Because of the dismal prognosis of all variants, these patients are unlikely candidates for anesthesia. If a surgical intervention is indicated, the full extent of craniofacial, cardiac malformations, and pulmonary functions needs to be assessed carefully.

Anesthetic implications vary according to the type involved. However, most of them present with potentially difficult airway management (especially type II), oxygenation failure on the ventilator, and severe difficulties to wean from the mechanical ventilation. The anesthetic considerations concerning the cardiovascular system depend on the pathophysiology of the underlying cardiac defect.

Depending on the cardiac state, agents causing myocardial depression or resulting in changes of systemic and/or pulmonary vascular resistance should be used cautiously.

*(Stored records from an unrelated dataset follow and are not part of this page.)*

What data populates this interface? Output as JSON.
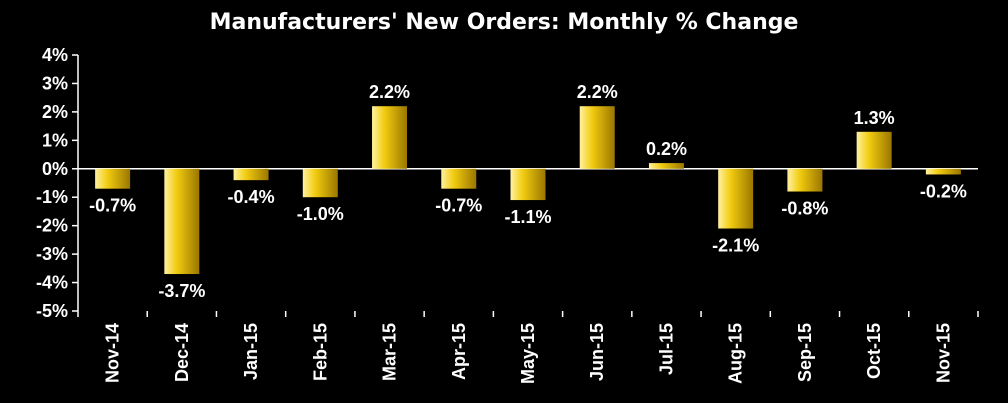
{
  "chart_data": {
    "type": "bar",
    "title": "Manufacturers' New Orders: Monthly % Change",
    "categories": [
      "Nov-14",
      "Dec-14",
      "Jan-15",
      "Feb-15",
      "Mar-15",
      "Apr-15",
      "May-15",
      "Jun-15",
      "Jul-15",
      "Aug-15",
      "Sep-15",
      "Oct-15",
      "Nov-15"
    ],
    "values": [
      -0.7,
      -3.7,
      -0.4,
      -1.0,
      2.2,
      -0.7,
      -1.1,
      2.2,
      0.2,
      -2.1,
      -0.8,
      1.3,
      -0.2
    ],
    "data_labels": [
      "-0.7%",
      "-3.7%",
      "-0.4%",
      "-1.0%",
      "2.2%",
      "-0.7%",
      "-1.1%",
      "2.2%",
      "0.2%",
      "-2.1%",
      "-0.8%",
      "1.3%",
      "-0.2%"
    ],
    "y_ticks": [
      4,
      3,
      2,
      1,
      0,
      -1,
      -2,
      -3,
      -4,
      -5
    ],
    "y_tick_labels": [
      "4%",
      "3%",
      "2%",
      "1%",
      "0%",
      "-1%",
      "-2%",
      "-3%",
      "-4%",
      "-5%"
    ],
    "ylim": [
      -5,
      4
    ],
    "xlabel": "",
    "ylabel": "",
    "grid": false,
    "colors": {
      "background": "#000000",
      "bar_light": "#ffe56b",
      "bar_dark": "#a07c00",
      "text": "#ffffff",
      "axis": "#ffffff"
    }
  }
}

Ellis-Van Creveld Syndrome: Polydactyly, and abnormalities of the ectoderm (dystrophy of the fingernails, change in the upper lip variously called “partial hare-lip,” lip-tie, cleft lip and palate) occurs. Micrognathia may be present. Frequent genital anomalies. Presence of cardiac malformations (usually a septal defect and often single atrium) in 60% of affected patients. Respiratory distress is common in the newborn because of pulmonary hypoplasia within a narrow dysplastic thorax with extremely short ribs. Dandy-Walker malformation, hydrocephalus. Management consists of dental care, orthopedic treatment of polydactyly, and correction of cardiac defects.

Jeune Syndrome: This asphyxiating thoracic dysplasia is a rare autosomal recessive chondrodysplasia that often leads to death in infancy because of a severely constricted thoracic cage and respiratory insufficiency. Most often associated with pulmonary hypoplasia, recurrent respiratory infections leading to respiratory insufficiency. Long, narrow thorax, short, horizontal ribs, handlebar clavicles, and bulbous irregular rib ends. The frequency is 1/100,000 to 1/130,000 live births. The survivors may develop renal failure and hepatic fibrosis, polycystic liver disease, jaundice, and pancreatic fibrosis. Proteinuria and hyperbilirubinemia must be assessed.